Daniel Francis

Reading the National Narrative

Big Idea of 2013

Dec 17, 2013

 

The Big Idea in Canadian history circles in 2013 was probably the Warrior Nation.

It popped up most provocatively in the 2012 book by Ian McKay and Jamie Swift, Warrior Nation: Rebranding Canada in an Age of Anxiety, but it also figures in the complaints about the federal government's War of 1812 commemorations and the reconceptualizing of the Canadian Museum of Civilization as the new Canadian Museum of History.

I wrote about this issue in a column about the McKay/Swift book for Geist magazine. Basically the argument goes that the Harper government is distorting Canadian history by over-emphasizing our military and monarchical heritage, thus rebranding the country as a "Warrior Nation." This is done in various ways, some subtle some not so subtle. So that, for instance, we see members of the military appearing at many public ceremonies, roadways being renamed "Highways of Heroes" and millions of dollars being spent on war commemorations.

While it seems indisputable that the Harperites are doing this, I suppose the larger question is whether it is in the DNA of every government to distort history for partisan purposes. The past always has a politics. Mythifying history is a powerful way to legitimize present policy. All governments, Conservative and Liberal alike, reshape the narrative to promote their own agenda and it is one of the jobs of the historian to call them on it. Which McKay and Swift have done.

More recently Peter Seixas has raised another red flag about government meddling in history education. Seixas is a professor of education at UBC and an expert in the study of history education. In a post at Active History he reveals that his admirable Historical Thinking Project has lost its federal funding, apparently because it promotes a critical approach to the past which is not in keeping with the government's more triumphalist views of how history should be taught in schools.

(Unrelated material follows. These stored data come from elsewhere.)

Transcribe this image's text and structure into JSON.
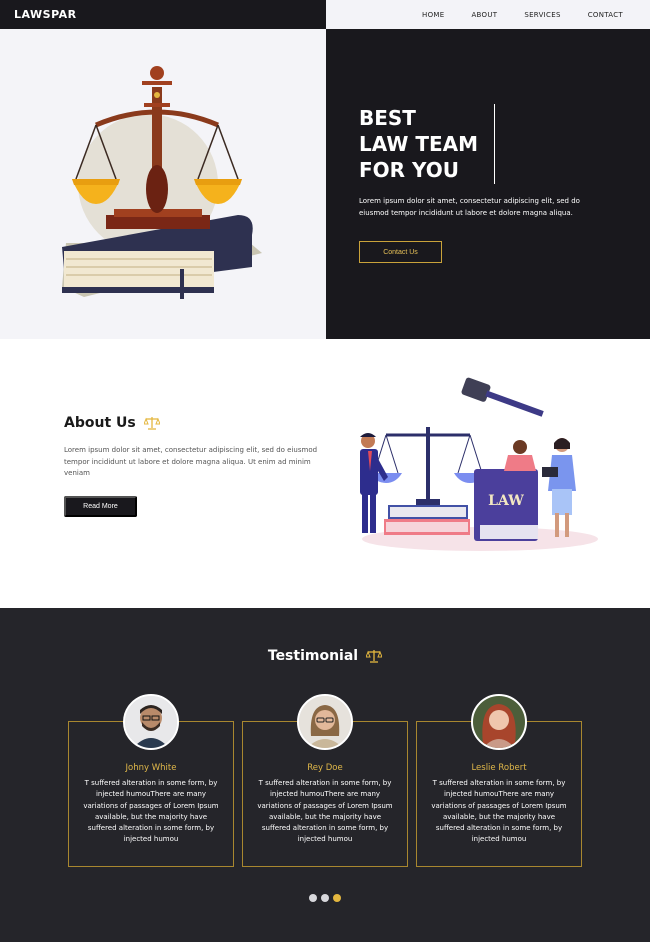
{
  "header": {
    "logo": "LAWSPAR",
    "nav": [
      {
        "label": "HOME"
      },
      {
        "label": "ABOUT"
      },
      {
        "label": "SERVICES"
      },
      {
        "label": "CONTACT"
      }
    ]
  },
  "hero": {
    "title_lines": [
      "BEST",
      "LAW TEAM",
      "FOR YOU"
    ],
    "text": "Lorem ipsum dolor sit amet, consectetur adipiscing elit, sed do eiusmod tempor incididunt ut labore et dolore magna aliqua.",
    "button_label": "Contact Us"
  },
  "about": {
    "title": "About Us",
    "text": "Lorem ipsum dolor sit amet, consectetur adipiscing elit, sed do eiusmod tempor incididunt ut labore et dolore magna aliqua. Ut enim ad minim veniam",
    "button_label": "Read More",
    "book_label": "LAW"
  },
  "testimonial": {
    "title": "Testimonial",
    "cards": [
      {
        "name": "Johny White",
        "text": "T suffered alteration in some form, by injected humouThere are many variations of passages of Lorem Ipsum available, but the majority have suffered alteration in some form, by injected humou"
      },
      {
        "name": "Rey Doe",
        "text": "T suffered alteration in some form, by injected humouThere are many variations of passages of Lorem Ipsum available, but the majority have suffered alteration in some form, by injected humou"
      },
      {
        "name": "Leslie Robert",
        "text": "T suffered alteration in some form, by injected humouThere are many variations of passages of Lorem Ipsum available, but the majority have suffered alteration in some form, by injected humou"
      }
    ],
    "dots_active_index": 2
  },
  "colors": {
    "dark": "#19181d",
    "accent_gold": "#e4b73f",
    "light_bg": "#f4f4f8",
    "testimonial_bg": "#25252a"
  }
}
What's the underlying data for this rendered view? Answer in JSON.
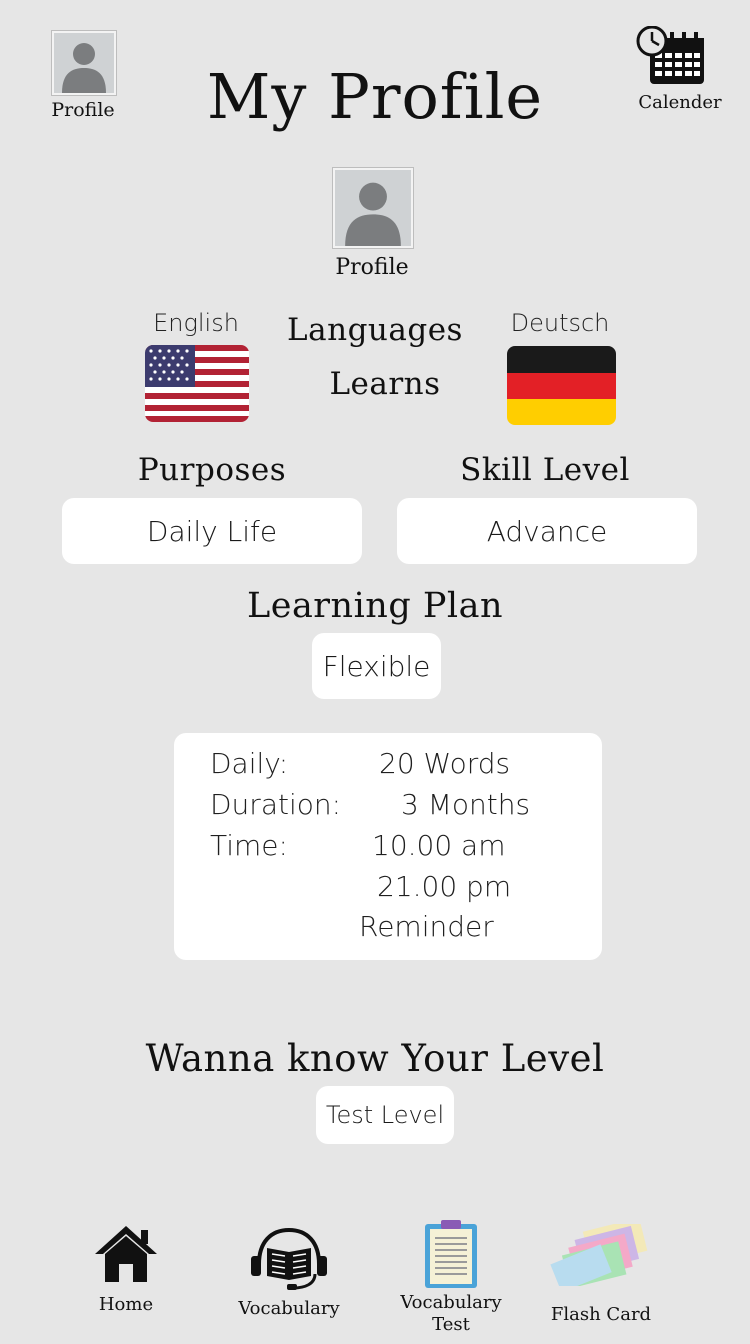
{
  "header": {
    "title": "My Profile",
    "profile_label": "Profile",
    "calendar_label": "Calender"
  },
  "user": {
    "avatar_label": "Profile"
  },
  "languages": {
    "native": "English",
    "heading_line1": "Languages",
    "heading_line2": "Learns",
    "target": "Deutsch"
  },
  "purposes": {
    "title": "Purposes",
    "value": "Daily Life"
  },
  "skill": {
    "title": "Skill Level",
    "value": "Advance"
  },
  "plan": {
    "title": "Learning Plan",
    "mode": "Flexible",
    "daily_label": "Daily:",
    "daily_value": "20 Words",
    "duration_label": "Duration:",
    "duration_value": "3 Months",
    "time_label": "Time:",
    "time_1": "10.00 am",
    "time_2": "21.00 pm",
    "reminder": "Reminder"
  },
  "level": {
    "title": "Wanna know Your Level",
    "button": "Test Level"
  },
  "nav": {
    "home": "Home",
    "vocabulary": "Vocabulary",
    "vocab_test_1": "Vocabulary",
    "vocab_test_2": "Test",
    "flash_card": "Flash Card"
  }
}
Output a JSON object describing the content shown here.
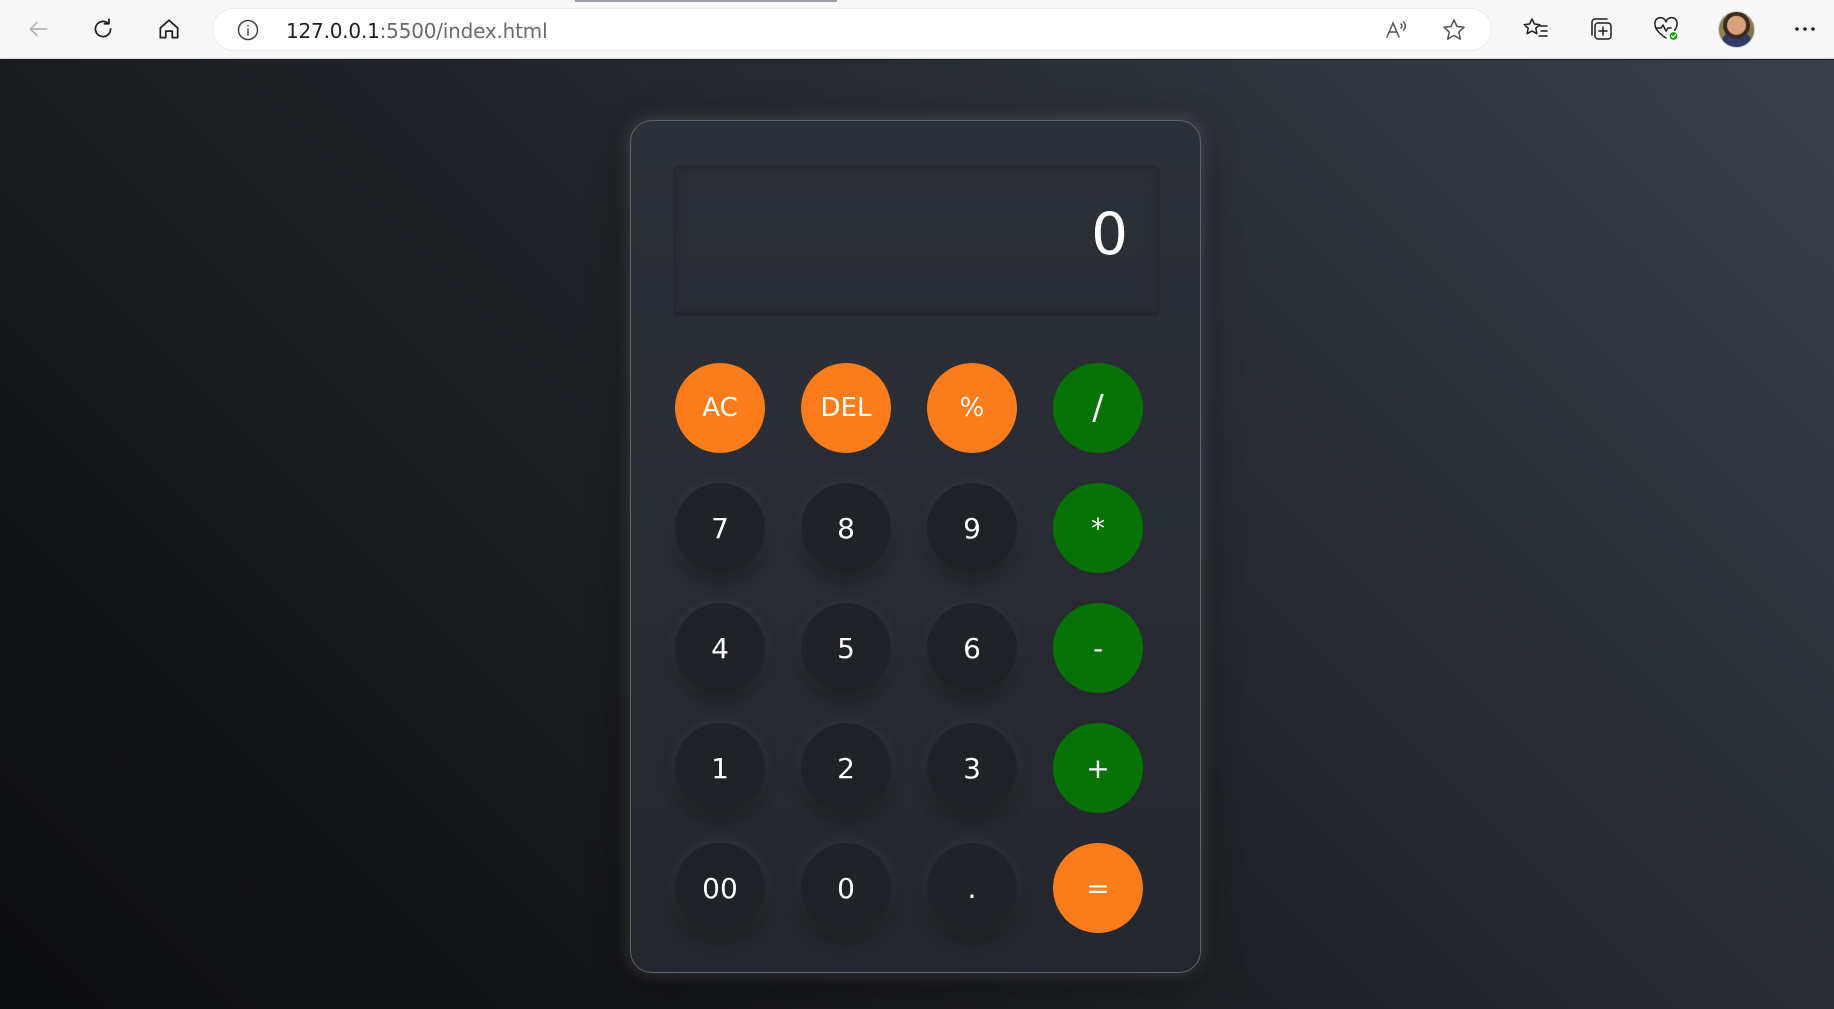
{
  "browser": {
    "url_host": "127.0.0.1",
    "url_rest": ":5500/index.html",
    "icons": {
      "back": "back-arrow-icon",
      "reload": "reload-icon",
      "home": "home-icon",
      "site_info": "info-icon",
      "read_aloud": "read-aloud-icon",
      "favorite": "star-icon",
      "favorites": "favorites-list-icon",
      "collections": "collections-icon",
      "health": "browser-essentials-icon",
      "more": "more-icon"
    }
  },
  "calculator": {
    "display": "0",
    "keys": [
      [
        "AC",
        "DEL",
        "%",
        "/"
      ],
      [
        "7",
        "8",
        "9",
        "*"
      ],
      [
        "4",
        "5",
        "6",
        "-"
      ],
      [
        "1",
        "2",
        "3",
        "+"
      ],
      [
        "00",
        "0",
        ".",
        "="
      ]
    ],
    "colors": {
      "accent_orange": "#fb7c1a",
      "accent_green": "#067306",
      "digit_key": "#1f2227",
      "panel": "#2a2e35"
    }
  }
}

As Seixas suggests, it is not the job of history education to "celebrate" Canada's past or to promote a "Great Person" approach to historical study and it is discouraging that the bureaucracy, with direction from its political masters, is taking this tack.

I recall the phrase used by the British historian Richard Evans, writing in The Guardian newspaper earlier this year. "History is not a myth making discipline, it is a myth busting discipline." It is not the job of history "to impart a patriotic sense of national identity," wrote Evans, but rather to get people thinking critically about the past.

The government, and ourselves, need to be constantly reminded that this is so.